Insiden tersebut mengakibatkan tiga pekerja tewas, lima lainnya dalam kondisi kritis. Dua pekerja lagi yang dibawa ke rumah sakit telah dipulangkan.

BACA: 3 Pekerja Meninggal Akibat Luka, 5 Dalam Kondisi Kritis Pasca Ledakan Tuas

Komite Penyelidikan di bawah Undang-Undang Keselamatan dan Kesehatan Tempat Kerja (WSH) diharapkan untuk melakukan studi menyeluruh terhadap faktor-faktor yang menyebabkan kebakaran dan ledakan.

“Itu juga akan membuat rekomendasi termasuk kebijakan, regulasi atau langkah-langkah WSH untuk mencegah terulangnya insiden serupa,” kata MOM dalam siaran persnya.

Investigasi awal menemukan bahwa kecelakaan di 32E Tuas Avenue 11 disebabkan oleh “ledakan debu yang mudah terbakar”, kata Silas Sng, Komisaris Keselamatan dan Kesehatan Tempat Kerja.

BACA: Api Tuas – Bahaya eksplosif dari bubuk kentang, gula, tepung, dan partikel debu lainnya
BACA: Kematian di tempat kerja Februari naik menjadi 10 setelah kematian pekerja di ledakan Tuas

Terakhir kali penyelidikan dilakukan untuk kecelakaan di tempat kerja adalah pada tahun 2004 untuk menyelidiki insiden di tempat kerja MRT yang menyebabkan runtuhnya Nicoll Highway.

Susunan Panitia Angket beserta Kerangka Acuannya akan diumumkan di kemudian hari.

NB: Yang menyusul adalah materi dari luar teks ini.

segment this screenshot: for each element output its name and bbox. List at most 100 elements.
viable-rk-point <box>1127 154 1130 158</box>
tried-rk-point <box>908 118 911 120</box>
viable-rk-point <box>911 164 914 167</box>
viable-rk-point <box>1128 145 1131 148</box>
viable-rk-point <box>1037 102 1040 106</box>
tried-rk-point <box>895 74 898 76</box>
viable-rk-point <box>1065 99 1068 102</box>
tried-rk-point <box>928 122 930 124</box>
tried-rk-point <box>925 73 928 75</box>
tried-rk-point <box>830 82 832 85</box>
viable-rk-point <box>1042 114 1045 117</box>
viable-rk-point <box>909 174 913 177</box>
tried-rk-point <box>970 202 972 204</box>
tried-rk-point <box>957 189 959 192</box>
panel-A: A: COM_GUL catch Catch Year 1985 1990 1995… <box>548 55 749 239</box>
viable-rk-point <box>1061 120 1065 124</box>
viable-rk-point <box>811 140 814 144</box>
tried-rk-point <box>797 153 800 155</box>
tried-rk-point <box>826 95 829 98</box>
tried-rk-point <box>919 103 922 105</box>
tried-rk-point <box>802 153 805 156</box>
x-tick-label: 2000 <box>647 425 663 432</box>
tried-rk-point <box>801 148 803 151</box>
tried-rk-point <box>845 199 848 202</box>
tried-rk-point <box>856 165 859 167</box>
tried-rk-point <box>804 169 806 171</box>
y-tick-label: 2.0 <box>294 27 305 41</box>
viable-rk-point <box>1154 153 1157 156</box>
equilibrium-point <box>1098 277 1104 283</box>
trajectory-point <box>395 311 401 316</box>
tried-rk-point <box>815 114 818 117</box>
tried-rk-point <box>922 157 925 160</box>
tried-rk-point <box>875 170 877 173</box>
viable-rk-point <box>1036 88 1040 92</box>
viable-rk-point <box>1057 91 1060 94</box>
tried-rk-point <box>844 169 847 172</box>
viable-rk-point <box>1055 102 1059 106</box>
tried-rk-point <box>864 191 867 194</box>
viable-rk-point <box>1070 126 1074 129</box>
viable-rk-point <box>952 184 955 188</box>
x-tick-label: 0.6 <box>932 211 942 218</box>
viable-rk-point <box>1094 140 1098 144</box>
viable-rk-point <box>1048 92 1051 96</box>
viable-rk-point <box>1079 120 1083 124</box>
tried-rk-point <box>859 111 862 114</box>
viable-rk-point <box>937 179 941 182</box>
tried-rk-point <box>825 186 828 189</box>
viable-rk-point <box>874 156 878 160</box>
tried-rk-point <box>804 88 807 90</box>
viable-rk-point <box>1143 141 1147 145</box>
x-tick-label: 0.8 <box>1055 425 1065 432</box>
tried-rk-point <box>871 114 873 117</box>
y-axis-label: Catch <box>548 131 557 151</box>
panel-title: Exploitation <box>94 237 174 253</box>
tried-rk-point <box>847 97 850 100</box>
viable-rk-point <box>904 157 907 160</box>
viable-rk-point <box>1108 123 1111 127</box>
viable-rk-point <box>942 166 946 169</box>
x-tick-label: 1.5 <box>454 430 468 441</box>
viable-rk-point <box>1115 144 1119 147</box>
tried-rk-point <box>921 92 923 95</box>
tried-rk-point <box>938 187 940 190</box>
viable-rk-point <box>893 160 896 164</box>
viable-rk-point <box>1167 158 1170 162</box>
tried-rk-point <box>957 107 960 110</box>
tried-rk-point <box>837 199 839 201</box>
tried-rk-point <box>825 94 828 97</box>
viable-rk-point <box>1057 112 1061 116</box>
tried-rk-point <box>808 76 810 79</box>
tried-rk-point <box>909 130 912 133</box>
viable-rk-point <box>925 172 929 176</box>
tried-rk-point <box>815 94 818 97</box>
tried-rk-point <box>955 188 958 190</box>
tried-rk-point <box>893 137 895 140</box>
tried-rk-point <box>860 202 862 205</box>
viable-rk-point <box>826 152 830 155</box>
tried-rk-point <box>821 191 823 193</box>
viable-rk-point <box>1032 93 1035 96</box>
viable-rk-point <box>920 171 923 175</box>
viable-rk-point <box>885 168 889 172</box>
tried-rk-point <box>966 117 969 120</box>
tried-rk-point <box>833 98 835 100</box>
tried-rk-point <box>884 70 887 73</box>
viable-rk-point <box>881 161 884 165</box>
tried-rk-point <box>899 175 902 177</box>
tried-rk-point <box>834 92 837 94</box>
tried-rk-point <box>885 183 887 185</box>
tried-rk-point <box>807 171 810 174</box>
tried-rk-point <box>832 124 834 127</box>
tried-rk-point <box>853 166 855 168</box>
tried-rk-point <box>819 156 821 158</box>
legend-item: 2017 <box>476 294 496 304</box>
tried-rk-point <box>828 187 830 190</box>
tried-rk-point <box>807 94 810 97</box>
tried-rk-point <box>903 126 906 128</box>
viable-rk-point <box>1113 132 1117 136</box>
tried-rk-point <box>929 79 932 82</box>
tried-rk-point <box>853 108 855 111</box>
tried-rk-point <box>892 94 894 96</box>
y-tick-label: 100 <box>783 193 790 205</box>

Panitia Penyelidik akan dipimpin oleh seorang hakim distrik dengan dua penilai teknis, dan persidangannya akan diadakan di pengadilan terbuka.

Menteri Senior Negara Tenaga Kerja Zaqy Mohamad mengatakan pada Sabtu pagi dalam sebuah posting Facebook bahwa MOM akan membagikan prioritasnya untuk tahun ini pada debat tahunan Komite Pasokan di Parlemen minggu depan.

“Singapura telah membuat peningkatan signifikan pada keselamatan dan kesehatan tempat kerja kami selama 15 tahun terakhir,” katanya.

“Tingkat cedera fatal kami di tempat kerja berkurang dari 4,9 per 100.000 pekerja pada tahun 2004, menjadi 1,1 per 100.000 pekerja pada tahun 2019. Meskipun kami telah membuat kemajuan yang signifikan, serentetan insiden fatal baru-baru ini menjadi bukti bahwa kami tidak boleh berpuas diri dan mempertahankan standar keselamatan yang tinggi . ”

Dia menambahkan: “Kita tidak bisa lengah, karena setiap kehidupan yang hilang adalah pencari nafkah dan orang yang dicintai hilang. Saya sangat mendorong semua pemangku kepentingan industri kami untuk terus memperhatikan keselamatan di tempat kerja, seiring kita memulai kembali perekonomian kita dengan cara yang aman di tengah pandemi. ”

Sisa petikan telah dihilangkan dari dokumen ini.